Wird z. B. durch ein Unwetter das Dach abgedeckt und Starkregen regnet durch das Loch im Dach, reicht es aus, wenn über den abgedeckten Dachbereich eine Folie gezogen wird, damit keine zusätzliche Nässe in das Hausinnere kommt. Bei einem Brand muss der Versicherer die Möglichkeit haben, die Brandursache definieren zu können. Die meisten Versicherungsunternehmen, die eine Wohngebäudeversicherung anbieten, haben für ihre Kunden eine Notrufhotline eingerichtet, die an 7 Tagen in der Woche, 24 Stunden lang erreichbar ist. Ein kurzer Anruf, in Kombination mit einer mündlichen Schadensmeldung reicht aus, um in Erfahrung bringen zu können, wie nach einem Schaden am besten verfahren wird.

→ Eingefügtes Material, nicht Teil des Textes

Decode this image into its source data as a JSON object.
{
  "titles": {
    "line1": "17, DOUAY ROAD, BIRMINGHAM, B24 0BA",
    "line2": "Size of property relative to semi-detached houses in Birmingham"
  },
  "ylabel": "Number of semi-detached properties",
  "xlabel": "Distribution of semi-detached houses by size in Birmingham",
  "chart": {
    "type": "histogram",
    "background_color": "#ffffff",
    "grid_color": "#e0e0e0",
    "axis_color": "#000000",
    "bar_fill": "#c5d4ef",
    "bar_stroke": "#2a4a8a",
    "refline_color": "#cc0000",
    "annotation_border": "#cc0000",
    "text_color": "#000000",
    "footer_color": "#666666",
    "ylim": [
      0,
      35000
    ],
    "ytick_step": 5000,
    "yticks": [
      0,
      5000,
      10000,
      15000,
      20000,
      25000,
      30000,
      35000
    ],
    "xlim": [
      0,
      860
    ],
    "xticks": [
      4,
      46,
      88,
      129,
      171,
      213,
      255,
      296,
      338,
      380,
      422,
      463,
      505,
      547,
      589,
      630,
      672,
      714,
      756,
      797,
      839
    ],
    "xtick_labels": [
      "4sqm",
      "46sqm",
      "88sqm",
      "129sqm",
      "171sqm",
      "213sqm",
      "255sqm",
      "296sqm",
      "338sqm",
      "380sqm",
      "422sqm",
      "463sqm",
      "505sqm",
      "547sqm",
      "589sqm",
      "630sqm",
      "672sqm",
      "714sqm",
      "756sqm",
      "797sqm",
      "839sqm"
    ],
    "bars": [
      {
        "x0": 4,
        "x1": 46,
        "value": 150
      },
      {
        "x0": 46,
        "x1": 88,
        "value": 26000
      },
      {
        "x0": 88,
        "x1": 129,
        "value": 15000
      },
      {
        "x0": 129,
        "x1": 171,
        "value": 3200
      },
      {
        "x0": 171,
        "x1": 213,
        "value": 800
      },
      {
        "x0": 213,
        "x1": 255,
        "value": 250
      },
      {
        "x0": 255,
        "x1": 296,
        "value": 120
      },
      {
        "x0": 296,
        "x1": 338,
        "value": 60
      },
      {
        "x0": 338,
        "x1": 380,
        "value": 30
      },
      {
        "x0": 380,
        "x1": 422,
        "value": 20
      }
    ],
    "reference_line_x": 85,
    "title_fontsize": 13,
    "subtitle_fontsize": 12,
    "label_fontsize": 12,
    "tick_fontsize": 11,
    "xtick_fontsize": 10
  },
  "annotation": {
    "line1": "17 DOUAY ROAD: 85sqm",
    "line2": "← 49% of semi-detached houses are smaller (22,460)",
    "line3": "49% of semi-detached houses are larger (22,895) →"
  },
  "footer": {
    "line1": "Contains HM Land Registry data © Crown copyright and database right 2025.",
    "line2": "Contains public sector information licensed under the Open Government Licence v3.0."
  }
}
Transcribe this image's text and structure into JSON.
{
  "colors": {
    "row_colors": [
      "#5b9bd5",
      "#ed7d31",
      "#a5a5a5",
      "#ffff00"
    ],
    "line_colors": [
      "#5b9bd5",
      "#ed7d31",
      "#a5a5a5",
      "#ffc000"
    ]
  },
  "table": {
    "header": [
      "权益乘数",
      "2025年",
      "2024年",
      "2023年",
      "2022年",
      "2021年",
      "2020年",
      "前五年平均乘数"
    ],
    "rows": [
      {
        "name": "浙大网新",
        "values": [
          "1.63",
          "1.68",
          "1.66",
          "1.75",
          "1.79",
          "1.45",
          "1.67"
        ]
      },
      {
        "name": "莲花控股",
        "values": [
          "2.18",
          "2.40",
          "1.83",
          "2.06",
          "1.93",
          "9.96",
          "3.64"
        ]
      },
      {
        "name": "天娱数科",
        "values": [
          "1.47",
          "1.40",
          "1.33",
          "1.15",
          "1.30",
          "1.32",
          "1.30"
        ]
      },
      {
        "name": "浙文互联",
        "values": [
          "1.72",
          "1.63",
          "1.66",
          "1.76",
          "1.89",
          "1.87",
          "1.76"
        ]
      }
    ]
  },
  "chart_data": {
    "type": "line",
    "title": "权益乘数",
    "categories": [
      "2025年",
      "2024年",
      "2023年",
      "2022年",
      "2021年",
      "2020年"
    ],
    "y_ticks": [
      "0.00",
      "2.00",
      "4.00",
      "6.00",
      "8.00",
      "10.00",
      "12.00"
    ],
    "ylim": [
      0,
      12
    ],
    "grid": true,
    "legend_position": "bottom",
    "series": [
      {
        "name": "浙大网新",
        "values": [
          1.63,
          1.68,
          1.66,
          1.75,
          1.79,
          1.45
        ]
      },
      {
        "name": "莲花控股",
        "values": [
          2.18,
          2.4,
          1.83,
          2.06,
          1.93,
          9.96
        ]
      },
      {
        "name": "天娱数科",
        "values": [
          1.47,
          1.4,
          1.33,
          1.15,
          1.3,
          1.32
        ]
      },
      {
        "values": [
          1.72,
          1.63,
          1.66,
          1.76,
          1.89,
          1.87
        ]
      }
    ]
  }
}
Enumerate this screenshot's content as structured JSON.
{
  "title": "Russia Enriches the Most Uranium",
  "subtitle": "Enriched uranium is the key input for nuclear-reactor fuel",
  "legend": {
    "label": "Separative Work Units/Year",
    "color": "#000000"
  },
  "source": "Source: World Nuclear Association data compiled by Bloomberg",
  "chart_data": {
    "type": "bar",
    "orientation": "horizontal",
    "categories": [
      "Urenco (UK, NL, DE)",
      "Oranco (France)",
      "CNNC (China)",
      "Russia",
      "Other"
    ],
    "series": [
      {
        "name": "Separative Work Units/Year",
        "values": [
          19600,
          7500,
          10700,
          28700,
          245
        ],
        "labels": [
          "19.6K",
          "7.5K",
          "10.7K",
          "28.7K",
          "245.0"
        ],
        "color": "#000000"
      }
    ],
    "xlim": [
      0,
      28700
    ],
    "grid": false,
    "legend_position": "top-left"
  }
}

Wird bei einem Leitungswasserschaden ein Installateur zu Hilfe gerufen, um Folgeschäden auszuschließen, weiß dieser in der Regel genau, welche Arbeiten durchgeführt werden dürfen oder nicht. In vielen Fällen haben regionale Handwerker gute Kontakte zu den jeweiligen Versicherungsunternehmen und kennen gleich einen Ansprechpartner bei der Versicherung, der genaue Instruktionen geben kann. Nach einem Schaden ist überlegtes Handeln nicht immer einfach, aber wichtig, damit der Versicherungsschutz nicht in Gefahr ist.

 

Tipps zur Schadensverhütung

Bei Schäden, die durch grobe Fahrlässigkeit oder Vorsatz entstehen, zahlt keine Wohngebäudeversicherung. Freiberufler, Selbstständige und Gründer, die Termine außer Haus wahrnehmen oder auf Reisen gehen, sollten daher immer darauf bedacht sein, dass die Fenster fest verschlossen sind. Es ist ratsam, dass vor einer längeren Abwesenheit die Haupthähne der Wasserversorgung geschlossen, eventuell einige elektrische Geräte ausgesteckt oder Sicherungen herausgeschraubt werden, wenn das möglich ist. Freiberufler und Selbstständige können durch weitsichtiges Handeln den eventuellen Vorwurf von grober Fahrlässigkeit abwenden, wenn dem Versicherungsunternehmen, bei dem die Wohngebäudeversicherungabgeschlossen wurde, bewiesen werden kann, dass eine weitreichende Vorsorge getroffen wurde.

 

Fazit

Ohne eine Wohngebäudeversicherung sollte sich kein Freiberufler, Selbstständiger oder Gründer in seinen eigenen vier Wänden wohlfühlen. Der Traum vom Eigenheim kann schnell zerplatzen, wenn kein ausreichender Versicherungsschutz besteht. Bei der Auswahl eines passenden Versicherungsunternehmens, bei dem der Abschluss Wohngebäudeversicherunggeplant ist, sollte nicht überstürzt werden. Individuell gewünschte Vertragsklauseln lassen sich nur in einem persönlichen Gespräch mit einem Versicherer erwirken. Der Versicherungsvertrag muss vor der Unterschrift daraufhin geprüft werden, ob möglichst wenig Ausschlussklauseln enthalten sind, die den Versicherten schädigen könnten. Die Höhe der Versicherungsprämie ist nicht immer ausschlaggebend für die Leistungseinschlüsse, die im Vertrag inbegriffen sind. Es ist daher von entscheidender Wichtigkeit, dass der Versicherungsvertrag genau formuliert und definiert ist.